Hacker News new | past | comments | ask | show | jobs | submit login
Knuth–Morris–Pratt algorithm (wikipedia.org)
117 points by rbcoffee on July 5, 2014 | hide | past | favorite | 47 comments



I've always liked the elegance of this algorithm, fun little example of how you can make things incredibly fast by thinking about your problem.

And a related anecdote: I was interviewing at Apple for a systems development related role (graphics drivers, I think?) and one of the senior-level folks asked me to write strstr on the whiteboard. I started with a naive, working implementation, then he asked me how I'd optimize it. I said 'knuth morris pratt' and gave a basic overview of the algorithm and explained how it's faster.
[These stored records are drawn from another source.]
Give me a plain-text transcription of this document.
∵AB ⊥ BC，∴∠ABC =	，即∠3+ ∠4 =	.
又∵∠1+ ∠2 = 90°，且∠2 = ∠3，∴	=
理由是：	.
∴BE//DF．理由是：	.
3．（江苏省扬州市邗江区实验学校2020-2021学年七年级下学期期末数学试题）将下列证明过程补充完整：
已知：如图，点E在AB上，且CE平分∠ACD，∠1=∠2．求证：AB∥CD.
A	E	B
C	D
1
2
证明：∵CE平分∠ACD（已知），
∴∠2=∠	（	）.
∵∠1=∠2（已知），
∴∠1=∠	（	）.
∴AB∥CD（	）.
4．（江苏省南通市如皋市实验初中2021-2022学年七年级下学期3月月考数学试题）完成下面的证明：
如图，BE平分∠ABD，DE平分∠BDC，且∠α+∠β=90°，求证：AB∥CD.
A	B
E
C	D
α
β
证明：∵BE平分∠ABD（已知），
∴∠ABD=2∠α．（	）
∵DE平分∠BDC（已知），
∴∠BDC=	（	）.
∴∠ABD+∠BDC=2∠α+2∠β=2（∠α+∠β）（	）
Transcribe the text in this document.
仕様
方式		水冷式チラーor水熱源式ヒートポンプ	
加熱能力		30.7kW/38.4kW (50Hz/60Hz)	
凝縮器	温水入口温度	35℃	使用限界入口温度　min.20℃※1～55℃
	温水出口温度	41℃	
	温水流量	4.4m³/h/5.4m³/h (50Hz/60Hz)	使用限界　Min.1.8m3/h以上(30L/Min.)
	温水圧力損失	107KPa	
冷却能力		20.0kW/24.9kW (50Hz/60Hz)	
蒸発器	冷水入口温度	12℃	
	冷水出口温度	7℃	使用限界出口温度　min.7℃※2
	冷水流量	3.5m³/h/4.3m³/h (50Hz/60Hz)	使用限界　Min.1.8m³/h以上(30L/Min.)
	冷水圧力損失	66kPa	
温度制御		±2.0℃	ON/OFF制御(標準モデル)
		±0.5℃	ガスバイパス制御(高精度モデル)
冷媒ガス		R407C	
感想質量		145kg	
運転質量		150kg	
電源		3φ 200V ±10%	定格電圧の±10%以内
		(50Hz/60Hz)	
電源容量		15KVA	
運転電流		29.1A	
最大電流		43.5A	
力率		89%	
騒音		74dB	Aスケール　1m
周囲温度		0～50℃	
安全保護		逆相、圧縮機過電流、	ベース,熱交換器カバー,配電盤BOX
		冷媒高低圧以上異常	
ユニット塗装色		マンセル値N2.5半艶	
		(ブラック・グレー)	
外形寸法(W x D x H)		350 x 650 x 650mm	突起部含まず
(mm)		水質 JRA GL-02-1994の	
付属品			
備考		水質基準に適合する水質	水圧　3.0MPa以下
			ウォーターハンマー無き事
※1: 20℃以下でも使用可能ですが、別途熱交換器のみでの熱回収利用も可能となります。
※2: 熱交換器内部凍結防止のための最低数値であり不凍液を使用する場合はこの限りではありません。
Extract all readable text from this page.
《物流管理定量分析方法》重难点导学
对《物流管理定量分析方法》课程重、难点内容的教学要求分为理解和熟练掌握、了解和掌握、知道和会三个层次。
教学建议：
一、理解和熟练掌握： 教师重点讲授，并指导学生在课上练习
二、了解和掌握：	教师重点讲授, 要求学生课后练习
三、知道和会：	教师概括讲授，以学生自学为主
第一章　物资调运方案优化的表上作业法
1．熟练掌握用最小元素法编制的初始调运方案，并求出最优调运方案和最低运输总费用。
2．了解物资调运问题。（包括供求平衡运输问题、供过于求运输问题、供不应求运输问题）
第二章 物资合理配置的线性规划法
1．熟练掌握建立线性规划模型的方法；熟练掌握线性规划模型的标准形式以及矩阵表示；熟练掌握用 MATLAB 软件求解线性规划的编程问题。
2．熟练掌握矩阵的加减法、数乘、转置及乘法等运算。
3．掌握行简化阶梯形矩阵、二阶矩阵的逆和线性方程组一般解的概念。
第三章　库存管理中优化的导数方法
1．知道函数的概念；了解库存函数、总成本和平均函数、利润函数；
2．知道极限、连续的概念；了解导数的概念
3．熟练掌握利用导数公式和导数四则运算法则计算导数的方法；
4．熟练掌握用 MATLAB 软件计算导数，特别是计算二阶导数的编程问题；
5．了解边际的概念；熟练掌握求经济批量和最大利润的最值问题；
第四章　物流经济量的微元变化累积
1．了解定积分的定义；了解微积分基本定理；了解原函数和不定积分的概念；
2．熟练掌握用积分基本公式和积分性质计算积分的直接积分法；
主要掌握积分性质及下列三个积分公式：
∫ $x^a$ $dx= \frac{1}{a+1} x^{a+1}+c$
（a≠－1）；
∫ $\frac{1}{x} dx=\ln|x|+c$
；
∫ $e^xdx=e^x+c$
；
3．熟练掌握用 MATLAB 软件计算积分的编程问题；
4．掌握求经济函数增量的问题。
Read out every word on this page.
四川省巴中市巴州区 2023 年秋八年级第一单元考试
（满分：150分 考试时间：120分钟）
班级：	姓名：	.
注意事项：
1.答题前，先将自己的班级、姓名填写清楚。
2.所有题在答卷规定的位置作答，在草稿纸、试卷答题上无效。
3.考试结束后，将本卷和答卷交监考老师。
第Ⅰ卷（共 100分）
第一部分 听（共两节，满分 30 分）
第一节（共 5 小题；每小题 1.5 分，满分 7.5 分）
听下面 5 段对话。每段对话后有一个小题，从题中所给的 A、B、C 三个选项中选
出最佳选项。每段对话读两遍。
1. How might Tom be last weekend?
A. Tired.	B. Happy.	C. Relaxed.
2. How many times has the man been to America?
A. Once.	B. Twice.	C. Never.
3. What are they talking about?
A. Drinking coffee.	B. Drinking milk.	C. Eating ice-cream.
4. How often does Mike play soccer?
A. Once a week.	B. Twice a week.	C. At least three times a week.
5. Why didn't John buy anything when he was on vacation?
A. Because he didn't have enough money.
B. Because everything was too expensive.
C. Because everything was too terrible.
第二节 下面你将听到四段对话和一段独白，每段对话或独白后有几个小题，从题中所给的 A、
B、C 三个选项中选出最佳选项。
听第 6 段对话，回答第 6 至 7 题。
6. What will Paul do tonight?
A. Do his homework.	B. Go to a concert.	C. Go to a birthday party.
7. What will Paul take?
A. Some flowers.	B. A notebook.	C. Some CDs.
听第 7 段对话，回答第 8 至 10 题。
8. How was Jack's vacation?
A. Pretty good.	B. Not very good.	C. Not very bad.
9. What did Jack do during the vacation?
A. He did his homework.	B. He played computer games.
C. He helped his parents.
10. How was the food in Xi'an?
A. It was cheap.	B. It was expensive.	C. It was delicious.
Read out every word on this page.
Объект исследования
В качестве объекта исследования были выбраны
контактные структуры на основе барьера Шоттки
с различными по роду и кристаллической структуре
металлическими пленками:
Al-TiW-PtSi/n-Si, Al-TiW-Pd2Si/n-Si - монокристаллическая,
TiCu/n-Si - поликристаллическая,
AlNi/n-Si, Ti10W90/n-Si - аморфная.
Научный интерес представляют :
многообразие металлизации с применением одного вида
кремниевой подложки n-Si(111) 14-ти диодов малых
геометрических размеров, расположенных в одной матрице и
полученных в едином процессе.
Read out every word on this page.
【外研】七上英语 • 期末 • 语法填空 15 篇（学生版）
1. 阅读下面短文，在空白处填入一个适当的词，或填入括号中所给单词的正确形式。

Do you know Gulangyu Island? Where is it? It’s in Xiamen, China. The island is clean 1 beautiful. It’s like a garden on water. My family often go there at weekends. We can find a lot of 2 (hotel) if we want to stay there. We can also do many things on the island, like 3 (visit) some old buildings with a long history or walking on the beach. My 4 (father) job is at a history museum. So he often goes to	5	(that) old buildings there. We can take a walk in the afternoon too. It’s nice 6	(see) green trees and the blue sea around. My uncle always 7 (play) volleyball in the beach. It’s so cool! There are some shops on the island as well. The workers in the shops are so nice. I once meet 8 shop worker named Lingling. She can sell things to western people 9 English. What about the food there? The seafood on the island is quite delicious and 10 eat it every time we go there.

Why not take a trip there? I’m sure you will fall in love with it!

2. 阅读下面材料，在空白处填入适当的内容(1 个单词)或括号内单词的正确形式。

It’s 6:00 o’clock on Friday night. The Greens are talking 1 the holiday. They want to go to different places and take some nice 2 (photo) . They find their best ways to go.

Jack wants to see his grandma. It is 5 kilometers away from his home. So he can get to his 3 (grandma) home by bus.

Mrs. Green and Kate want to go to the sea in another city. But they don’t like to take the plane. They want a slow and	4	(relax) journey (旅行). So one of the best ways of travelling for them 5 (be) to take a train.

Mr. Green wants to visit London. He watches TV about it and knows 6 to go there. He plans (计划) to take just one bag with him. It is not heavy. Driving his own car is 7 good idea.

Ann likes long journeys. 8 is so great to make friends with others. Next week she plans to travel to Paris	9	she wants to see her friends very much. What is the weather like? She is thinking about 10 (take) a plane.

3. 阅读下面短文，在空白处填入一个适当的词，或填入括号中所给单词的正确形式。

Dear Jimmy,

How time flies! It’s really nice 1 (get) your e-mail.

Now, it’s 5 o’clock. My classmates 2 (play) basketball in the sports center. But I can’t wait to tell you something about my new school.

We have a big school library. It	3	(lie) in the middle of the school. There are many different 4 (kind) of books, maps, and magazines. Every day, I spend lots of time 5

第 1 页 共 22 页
He insisted the algorithm couldn't possibly work. I spent a few more minutes trying to explain it, but I couldn't convince him. The dark magic of efficient string searches evades us all sometimes, I suppose. I always like coming away from an interview feeling like I learned something, so I hope he googled the algorithm later. :-)


There's some interesting theoretical work that was done by Srinivas in the 90s[1], that takes a geometric view of pattern matching, based on sheaves, and uses it to derive a generalized version of KMP that can be applied in other domains. I'm not sure what happened to this research program, and forget most of the details, but I heard a talk by Srinivas and recall thinking it was a very practical and real application of category theory.

[1] http://www.sciencedirect.com/science/article/pii/03043975939...


That's the risk with interview questions, that the candidate suggests a better solution that the interviewer anticipated. Leaving the interviewer with the task of ascertaining whether the solution is correct.


I love to be surprised like that in interviews, let me tell you. Makes my decision much easier.


> Makes my decision much easier.

You didn't say which way, I've worked with and for people who wouldn't hire someone smarter than them, the human psyche is a dark place.


That's true. On other hand, it's just for the interviewees own good - you don't want to work with people like that ;) except from megacorps with hundreds and thousands of devs


This story is borderline baffling, though. If you flat out named the algorithm and it contains a famous name like Knuth, that should be good enough to go. That you may not have all of the points of it memorized is irrelevant.

Now, if you name a very obscurely named algorithm, that is one thing. But seriously, Knuth!? Is anyone involved with optimizations and serious algorithm design not aware of that name?


IMO the Boyer-Moore string searching algorithm is way more elegant. Average case performance of O(n/m)?!? That means that the longer the string you're searching for the faster you can find it! It obviously makes perfect logical sense once you think about it, but when I first heard about the algorithm it seemed magical.


Wikipedia says Boyer Moore is O(n+m) which is the same as this algorithm.

https://en.wikipedia.org/wiki/Boyer-Moore_string_search_algo...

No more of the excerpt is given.